The transplant waiting list in the United States continues to grow longer over time, which has led to a debate on strategies to incentivize living donations. Transplant professionals are trying new methods to eliminate financial disincentives without crossing the line to paying for organs. Leaders of the American Society of Transplantation (AST) and the American Society of Transplant Surgeons (ASTS) discussed about the possible solutions to address the US transplant organ shortages at a recent workshop. The highlights of which is published in the American Journal of Transplantation.Due to organ shortages, thousands of Americans are on transplant waiting lists for 5 or more years as their health deteriorates, and more than 1,000 of them die each year. The AST and ASTS leaders have conceived an “arc of change” that starts with immediate work to remove all financial disincentives to organ donation for both living and deceased donors. They also believe that solving the organ shortage will require more action than simply removing disincentives.
“As we follow the arc of change from removing disincentives like loss of wages and travel costs, we must move to considering incentives for donation like health insurance post-donation to ensure the long-term safety of donors,” said lead author Daniel Salomon, MD, of The Scripps Research Institute, in La Jolla. “However, when speaking in terms of removing disincentives and considering incentives, there is little agreement on exactly where the line exists separating the two.” Dr. Salomon, who helped organize the workshop with Alan Langnas, DO, of the University of Nebraska, noted that it is important to involve a wide range of stakeholders - including physicians and surgeons, government officials, patients and families, ethicists, and legal scholars—in discussions on how to define that line.
Some individuals may feel that any kind of financial payment, including health insurance provision, is off the table for ethical reasons or because it could gravely damage the current organ donor process that is based on altruism. Dr. Salomon and his colleagues feel that such viewpoints may be too simplistic, and they would like to see studies designed to cautiously but effectively determine the true potential and impact of incentives of different kinds in the United States. “Which of our current assumptions are true, what innovations will be effective, what unintended consequences (including impacts internationally) will be realized, and what will ultimately be acceptable in legal, ethical and personal terms? Answering these questions should be the purpose of well-designed and critically reviewed pilot projects,” they wrote.

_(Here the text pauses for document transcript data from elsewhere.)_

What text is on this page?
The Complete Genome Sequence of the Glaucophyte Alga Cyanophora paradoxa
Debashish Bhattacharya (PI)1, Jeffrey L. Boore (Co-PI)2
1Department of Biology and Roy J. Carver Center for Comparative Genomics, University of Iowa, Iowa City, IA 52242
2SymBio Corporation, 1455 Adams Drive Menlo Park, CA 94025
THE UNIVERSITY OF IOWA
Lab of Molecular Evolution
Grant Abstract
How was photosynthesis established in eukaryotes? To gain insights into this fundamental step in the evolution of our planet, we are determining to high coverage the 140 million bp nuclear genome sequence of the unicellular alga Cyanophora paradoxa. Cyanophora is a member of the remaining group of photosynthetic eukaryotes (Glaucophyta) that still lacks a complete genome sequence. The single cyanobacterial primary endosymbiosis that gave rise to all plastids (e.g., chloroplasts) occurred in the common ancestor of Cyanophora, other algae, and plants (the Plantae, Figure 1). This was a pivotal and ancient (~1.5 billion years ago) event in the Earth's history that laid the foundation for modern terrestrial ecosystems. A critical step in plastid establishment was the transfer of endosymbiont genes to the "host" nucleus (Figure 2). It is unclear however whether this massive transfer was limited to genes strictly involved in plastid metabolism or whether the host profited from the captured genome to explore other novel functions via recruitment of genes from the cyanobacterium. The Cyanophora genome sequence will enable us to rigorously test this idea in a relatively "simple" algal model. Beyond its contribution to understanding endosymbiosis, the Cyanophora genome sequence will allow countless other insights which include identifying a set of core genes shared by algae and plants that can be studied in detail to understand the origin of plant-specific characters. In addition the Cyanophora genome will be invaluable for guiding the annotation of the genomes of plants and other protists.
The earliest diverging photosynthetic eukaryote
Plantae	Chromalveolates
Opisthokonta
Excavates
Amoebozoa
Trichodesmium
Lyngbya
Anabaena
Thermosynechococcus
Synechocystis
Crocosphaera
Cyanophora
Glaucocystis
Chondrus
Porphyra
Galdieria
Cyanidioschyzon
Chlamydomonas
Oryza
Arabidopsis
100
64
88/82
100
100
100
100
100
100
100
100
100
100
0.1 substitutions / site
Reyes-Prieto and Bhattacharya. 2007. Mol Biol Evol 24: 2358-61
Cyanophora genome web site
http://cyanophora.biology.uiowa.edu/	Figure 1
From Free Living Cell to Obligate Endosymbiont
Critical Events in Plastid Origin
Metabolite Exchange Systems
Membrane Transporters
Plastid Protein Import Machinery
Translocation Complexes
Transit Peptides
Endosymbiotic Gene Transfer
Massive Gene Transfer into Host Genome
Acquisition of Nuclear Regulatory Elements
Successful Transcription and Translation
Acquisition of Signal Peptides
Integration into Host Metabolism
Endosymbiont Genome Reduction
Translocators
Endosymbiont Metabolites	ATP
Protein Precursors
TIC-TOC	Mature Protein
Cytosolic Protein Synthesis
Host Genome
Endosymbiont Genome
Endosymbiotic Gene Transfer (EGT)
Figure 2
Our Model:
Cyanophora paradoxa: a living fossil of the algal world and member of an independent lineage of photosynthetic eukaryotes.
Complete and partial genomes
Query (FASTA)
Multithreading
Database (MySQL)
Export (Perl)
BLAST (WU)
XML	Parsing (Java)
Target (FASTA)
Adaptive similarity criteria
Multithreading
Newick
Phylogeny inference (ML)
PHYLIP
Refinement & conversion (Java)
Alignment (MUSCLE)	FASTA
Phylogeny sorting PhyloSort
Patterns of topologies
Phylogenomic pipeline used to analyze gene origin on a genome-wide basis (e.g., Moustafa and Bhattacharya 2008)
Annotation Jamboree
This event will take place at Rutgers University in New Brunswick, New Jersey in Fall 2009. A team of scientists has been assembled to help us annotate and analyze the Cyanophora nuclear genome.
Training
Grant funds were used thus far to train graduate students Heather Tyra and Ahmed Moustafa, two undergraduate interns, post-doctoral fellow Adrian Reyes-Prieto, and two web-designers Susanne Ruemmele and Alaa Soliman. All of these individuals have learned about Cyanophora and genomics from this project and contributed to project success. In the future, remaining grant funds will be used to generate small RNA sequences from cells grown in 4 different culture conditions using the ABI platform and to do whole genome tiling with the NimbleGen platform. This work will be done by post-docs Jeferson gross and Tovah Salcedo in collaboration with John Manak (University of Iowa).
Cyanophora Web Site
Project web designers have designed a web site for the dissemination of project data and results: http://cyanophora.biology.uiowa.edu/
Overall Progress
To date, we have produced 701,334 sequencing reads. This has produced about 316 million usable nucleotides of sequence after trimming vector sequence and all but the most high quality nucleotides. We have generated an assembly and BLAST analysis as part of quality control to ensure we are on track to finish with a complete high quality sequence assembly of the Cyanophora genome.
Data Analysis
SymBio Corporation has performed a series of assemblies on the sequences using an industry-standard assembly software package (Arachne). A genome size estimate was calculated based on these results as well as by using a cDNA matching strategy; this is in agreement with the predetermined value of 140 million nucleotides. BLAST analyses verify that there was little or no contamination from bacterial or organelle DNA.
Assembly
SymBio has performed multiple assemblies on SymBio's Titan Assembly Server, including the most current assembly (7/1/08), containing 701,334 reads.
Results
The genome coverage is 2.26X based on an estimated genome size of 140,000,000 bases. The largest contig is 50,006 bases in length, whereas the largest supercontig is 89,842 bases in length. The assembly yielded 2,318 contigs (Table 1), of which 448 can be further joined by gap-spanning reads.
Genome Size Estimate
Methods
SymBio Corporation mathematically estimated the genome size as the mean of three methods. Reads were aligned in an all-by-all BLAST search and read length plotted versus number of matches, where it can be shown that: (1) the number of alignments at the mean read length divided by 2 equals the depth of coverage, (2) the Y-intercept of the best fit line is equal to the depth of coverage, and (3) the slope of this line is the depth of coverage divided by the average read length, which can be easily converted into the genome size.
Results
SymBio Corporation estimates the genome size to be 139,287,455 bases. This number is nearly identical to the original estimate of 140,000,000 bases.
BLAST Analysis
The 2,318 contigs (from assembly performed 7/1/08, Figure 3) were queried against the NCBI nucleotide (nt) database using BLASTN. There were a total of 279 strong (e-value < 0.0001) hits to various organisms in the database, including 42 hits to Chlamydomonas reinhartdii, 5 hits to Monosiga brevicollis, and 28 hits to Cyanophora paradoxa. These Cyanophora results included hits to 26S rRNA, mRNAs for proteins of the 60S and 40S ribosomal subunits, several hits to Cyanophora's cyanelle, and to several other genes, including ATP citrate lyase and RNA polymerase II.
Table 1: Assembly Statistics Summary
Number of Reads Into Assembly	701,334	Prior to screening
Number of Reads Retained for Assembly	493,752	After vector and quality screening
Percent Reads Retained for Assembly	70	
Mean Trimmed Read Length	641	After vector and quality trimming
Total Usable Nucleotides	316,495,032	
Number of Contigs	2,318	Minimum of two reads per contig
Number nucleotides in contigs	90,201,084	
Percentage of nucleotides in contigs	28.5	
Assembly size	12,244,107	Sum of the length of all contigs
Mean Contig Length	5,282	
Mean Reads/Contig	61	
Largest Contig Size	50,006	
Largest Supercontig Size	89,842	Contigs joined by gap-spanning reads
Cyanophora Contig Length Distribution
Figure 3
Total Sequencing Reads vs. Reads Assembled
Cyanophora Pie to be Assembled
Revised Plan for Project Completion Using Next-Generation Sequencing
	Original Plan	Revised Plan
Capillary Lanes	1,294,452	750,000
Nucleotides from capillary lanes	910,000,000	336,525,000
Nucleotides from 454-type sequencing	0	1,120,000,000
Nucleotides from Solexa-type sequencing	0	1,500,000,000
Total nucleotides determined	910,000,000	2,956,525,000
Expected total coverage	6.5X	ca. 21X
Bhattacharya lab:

An accompanying viewpoint article provides an ethical justification for conducting a pilot study of a federally regulated approach to providing financial incentives to living kidney donors, with the goal of assessing donors’ perceptions. A second accompanying viewpoint, however, states that if human organs become commodities they will most certainly be obtained from the most financially vulnerable in society. Therefore, instead of introducing payments or incentives, the authors believe that the number of organs available for transplantation should be increased only by removing all financial disincentives for organ donation.